Hydraulic Modeling of Vegetation Restoration and Disturbance in Alvarado Creek

The goal of this research is to understand the effects of vegetation and canopy disturbance on urban stream hydraulics, within Alvarado Creek, a tributary to the San Diego River in San Diego, California. This poster will include hydrologic and hydraulic modeling of stream restoration practices that are intended to reduce fire potential and alleviate flooding potential. Participants will learn about the relation between canopy cover and water temperature, depth, velocity, stream power and flood inundation. This work focuses on Del Cerro (DC), which was burned in June 2018. After the first post-fire year, the study site underwent vegetation restoration in November 2020 to reduce the density of non-native plants and burned canopy along the stream. Field observations included significant regrowth of invasive plants in Spring and Summer of 2021, increased stream water temperatures, and decreased in-stream grain size distributions. The model was calibrated for five storms and evaluated visually and statistically with the root mean squared error (RMSE) and percent bias (%bias).

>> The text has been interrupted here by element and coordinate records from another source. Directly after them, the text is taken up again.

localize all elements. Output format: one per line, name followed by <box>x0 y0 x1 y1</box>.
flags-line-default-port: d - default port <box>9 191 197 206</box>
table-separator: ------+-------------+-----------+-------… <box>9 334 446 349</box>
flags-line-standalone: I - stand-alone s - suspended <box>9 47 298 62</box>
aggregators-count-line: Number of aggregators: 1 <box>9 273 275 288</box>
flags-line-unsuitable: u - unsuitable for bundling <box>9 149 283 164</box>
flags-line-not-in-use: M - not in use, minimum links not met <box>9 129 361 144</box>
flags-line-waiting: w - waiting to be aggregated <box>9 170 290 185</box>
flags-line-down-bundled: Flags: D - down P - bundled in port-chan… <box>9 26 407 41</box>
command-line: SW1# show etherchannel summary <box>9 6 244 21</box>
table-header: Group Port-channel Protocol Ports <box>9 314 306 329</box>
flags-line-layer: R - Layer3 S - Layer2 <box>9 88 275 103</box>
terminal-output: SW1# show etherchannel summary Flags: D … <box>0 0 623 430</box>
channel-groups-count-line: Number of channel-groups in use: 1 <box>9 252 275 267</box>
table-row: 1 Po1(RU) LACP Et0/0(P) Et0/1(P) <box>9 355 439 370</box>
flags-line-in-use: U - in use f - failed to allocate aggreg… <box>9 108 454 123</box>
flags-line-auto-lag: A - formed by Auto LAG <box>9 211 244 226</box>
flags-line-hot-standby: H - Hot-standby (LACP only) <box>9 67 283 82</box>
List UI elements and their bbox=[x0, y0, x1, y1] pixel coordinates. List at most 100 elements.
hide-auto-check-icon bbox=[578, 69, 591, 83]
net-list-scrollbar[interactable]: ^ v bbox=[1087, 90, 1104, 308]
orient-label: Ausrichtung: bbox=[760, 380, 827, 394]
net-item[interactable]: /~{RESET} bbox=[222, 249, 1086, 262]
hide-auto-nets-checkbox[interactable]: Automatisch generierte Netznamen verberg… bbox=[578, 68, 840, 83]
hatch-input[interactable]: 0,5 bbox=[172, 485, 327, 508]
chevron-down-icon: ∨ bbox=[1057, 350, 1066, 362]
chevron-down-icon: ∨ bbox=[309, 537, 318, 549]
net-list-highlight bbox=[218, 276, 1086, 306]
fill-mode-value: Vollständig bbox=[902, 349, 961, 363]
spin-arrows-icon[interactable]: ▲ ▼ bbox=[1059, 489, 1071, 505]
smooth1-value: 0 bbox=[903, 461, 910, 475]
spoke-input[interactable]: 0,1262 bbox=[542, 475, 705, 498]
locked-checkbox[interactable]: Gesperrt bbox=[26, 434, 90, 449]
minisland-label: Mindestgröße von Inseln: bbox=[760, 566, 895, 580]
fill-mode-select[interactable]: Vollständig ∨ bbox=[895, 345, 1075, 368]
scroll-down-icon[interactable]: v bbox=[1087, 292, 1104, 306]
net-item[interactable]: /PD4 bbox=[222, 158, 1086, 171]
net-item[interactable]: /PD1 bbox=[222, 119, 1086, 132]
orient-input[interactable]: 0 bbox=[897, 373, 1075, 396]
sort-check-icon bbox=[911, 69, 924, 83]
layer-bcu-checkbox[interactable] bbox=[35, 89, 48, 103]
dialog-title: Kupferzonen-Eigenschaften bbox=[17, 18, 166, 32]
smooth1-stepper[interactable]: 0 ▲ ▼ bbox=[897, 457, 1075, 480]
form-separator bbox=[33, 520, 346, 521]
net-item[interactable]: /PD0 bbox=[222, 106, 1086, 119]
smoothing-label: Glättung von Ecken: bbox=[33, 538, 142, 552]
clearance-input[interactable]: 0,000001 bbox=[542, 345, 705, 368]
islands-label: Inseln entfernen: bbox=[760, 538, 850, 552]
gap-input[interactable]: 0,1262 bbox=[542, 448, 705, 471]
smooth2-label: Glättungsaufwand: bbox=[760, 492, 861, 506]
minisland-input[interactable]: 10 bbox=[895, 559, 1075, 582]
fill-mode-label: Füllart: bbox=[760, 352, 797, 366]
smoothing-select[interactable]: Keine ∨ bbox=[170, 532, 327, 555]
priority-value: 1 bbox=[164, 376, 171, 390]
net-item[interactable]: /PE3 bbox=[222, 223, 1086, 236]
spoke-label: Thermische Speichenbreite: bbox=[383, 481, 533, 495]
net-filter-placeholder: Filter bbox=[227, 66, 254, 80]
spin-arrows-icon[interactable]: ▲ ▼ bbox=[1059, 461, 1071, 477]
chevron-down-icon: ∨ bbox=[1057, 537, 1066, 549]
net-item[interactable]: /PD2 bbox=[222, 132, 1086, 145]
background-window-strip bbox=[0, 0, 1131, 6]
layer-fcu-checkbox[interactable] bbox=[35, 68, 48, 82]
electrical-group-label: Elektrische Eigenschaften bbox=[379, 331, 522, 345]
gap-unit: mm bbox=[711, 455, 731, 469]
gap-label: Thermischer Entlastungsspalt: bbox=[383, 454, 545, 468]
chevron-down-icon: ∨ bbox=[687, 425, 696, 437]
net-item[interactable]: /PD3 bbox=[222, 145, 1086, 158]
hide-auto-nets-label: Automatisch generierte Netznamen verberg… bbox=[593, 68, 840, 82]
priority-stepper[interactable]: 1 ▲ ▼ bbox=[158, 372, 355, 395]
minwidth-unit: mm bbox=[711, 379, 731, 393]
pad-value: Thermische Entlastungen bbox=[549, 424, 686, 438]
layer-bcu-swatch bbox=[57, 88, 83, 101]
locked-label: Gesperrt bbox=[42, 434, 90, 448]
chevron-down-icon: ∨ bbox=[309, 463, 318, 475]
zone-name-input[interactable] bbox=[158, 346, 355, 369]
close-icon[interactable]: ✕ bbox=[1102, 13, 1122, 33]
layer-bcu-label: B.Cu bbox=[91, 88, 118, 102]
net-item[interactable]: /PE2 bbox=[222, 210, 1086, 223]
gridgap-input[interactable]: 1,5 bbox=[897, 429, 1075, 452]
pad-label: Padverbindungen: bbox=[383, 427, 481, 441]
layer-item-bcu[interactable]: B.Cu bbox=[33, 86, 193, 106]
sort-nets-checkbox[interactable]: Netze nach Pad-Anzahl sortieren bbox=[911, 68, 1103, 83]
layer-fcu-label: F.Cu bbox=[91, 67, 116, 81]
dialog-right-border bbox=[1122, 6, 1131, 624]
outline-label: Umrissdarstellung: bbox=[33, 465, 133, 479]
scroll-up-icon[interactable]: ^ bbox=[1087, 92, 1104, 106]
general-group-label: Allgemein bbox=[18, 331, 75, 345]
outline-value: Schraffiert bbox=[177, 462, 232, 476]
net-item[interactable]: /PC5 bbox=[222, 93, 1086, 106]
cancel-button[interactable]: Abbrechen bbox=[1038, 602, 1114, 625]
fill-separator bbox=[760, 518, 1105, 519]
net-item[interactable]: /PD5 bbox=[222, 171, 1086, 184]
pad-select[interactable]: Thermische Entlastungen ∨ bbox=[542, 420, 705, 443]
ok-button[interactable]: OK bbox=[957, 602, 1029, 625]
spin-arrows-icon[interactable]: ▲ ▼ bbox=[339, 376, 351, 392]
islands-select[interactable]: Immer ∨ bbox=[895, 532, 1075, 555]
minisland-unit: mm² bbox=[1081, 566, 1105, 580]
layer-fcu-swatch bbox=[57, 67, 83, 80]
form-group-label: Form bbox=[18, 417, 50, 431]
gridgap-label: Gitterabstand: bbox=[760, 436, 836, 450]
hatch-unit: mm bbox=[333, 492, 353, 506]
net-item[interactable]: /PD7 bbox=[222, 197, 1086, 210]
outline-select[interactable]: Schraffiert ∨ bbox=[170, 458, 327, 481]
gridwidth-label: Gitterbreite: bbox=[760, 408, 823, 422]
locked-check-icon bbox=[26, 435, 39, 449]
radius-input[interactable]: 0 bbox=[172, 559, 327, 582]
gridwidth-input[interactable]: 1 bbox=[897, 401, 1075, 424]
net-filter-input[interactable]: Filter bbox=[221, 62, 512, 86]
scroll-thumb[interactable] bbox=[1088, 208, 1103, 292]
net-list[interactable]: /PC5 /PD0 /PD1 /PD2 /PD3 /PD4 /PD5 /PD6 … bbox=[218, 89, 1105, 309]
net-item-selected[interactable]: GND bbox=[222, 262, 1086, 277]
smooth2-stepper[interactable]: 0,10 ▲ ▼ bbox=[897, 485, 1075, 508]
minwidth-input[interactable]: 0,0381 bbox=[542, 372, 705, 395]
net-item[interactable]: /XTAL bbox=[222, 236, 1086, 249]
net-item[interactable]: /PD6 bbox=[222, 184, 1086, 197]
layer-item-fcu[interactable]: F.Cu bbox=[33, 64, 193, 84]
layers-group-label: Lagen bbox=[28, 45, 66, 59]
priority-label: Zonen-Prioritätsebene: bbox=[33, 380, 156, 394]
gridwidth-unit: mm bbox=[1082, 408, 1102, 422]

The final calibrated model performed well, where RMSE for 2019 calibrations reached 0.05 m and %bias was 9.02%. The RMSE for 2021 was 0.05 m and %bias was 8.58%. Our results provide insight into the responses of small urban stream reaches to invasive vegetation and canopy removal. The final calibrated parameters can serve as a baseline for future studies, without field data available, to predict the hydrologic and hydraulic response to disturbance or vegetation restoration efforts. Understanding the relationships of parameters that are connected to the presence or lack of riparian canopy can be useful information for future urbanized stream restoration projects. This research aims to provide a greater understanding of potential impacts restoration efforts may have on the hydraulics of a disturbed urbanized channel following a recent fire, providing a baseline for future simulations.